As we saw in the previous chapter, demands over common resources can reveal new dynamics of the articulation/disarticulation of identities and can result in the consolidation of new ethnic boundaries. In this chapter, I focus on the consequences of identity boundary-making for physical spaces. I argue that the endemic lack of resources in contexts where recognition reforms with important redistributive components (what I have called ‘means of redistribution’) are implemented is behind the rise of perhaps the most common among the types of recognition conflict I identify in this book: social reproduction conflicts.

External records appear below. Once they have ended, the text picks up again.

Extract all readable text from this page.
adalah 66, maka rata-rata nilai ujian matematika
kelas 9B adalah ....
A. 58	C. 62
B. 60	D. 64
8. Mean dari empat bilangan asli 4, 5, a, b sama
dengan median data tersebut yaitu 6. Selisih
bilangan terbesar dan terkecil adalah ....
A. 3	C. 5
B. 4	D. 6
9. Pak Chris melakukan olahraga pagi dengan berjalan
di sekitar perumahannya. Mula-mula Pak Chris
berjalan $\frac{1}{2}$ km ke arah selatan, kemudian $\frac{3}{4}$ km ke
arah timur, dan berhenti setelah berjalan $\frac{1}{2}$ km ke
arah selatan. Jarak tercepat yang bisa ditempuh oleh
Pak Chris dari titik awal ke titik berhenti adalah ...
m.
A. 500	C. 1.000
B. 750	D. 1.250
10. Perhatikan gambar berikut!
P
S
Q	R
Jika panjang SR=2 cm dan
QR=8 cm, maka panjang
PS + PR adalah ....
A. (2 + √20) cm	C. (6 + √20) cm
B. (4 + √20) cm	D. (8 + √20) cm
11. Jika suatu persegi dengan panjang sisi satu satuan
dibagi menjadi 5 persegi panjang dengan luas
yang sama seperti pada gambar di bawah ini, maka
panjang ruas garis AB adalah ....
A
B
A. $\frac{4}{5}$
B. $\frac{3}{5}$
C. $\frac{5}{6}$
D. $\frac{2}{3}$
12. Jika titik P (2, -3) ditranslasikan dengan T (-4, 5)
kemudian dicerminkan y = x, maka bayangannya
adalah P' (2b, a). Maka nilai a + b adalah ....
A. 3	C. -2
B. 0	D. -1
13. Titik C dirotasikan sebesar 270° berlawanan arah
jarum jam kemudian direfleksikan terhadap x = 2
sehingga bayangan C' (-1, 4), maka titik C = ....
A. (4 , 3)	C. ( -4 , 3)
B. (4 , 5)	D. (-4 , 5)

Changes in local demographics have introduced new challenges for the coexistence of different social groups in the post-recognition phase. These changes are rooted in both exogenous and endogenous factors. On one hand, sustained migration has created new settlements, expanded the agrarian frontier, and pushed indigenous groups to assume a more hostile and protectionist attitude towards non-indigenous settlers. On the other, indigenous groups’ increasing population rates have encouraged an expansionist strategy that involves targeting new territories already occupied by other groups. This chapter considers both exogenously and endogenously driven changes in rural demographics as factors that contribute to the new relevance of social heterogeneity and of distributive measures embedded in recognition reforms. As I illustrated in the previous chapter, land is often at the root of recognition disputes in the context of resource scarcity. In this chapter, I analyse how changes in social heterogeneity can fuel land conflicts as well as conflicts for social provisions (e.g. access to water and electricity), linked to the implementation of recognition reforms. As in the previous chapter, norms around land tenure work as ‘means of redistribution’ embedded in a recognition framework that dramatically influences communities’ access to key resources and is often an object of contention. I discuss these tensions in relation to shifts and shocks in social communities’ demographic composition which result in increased social heterogeneity. Because these conflicts are all related to changes in local demographics, I call this type of recognition conflict demographic conflict. I rely on empirical cases from the inter-Andean regions of Peru to illustrate the challenging coexistence of rural migrants and indigenous communities; and on the case of the Cauca Department in Colombia to analyse how population growth, combined with a situation of widespread and acute violence generated by the civil war, has aggravated resource competition. Based on these empirical cases, I argue that the recognition framework is poorly equipped to account for the more fluid aspects of social communities embedded in migration dynamics and other demographic changes.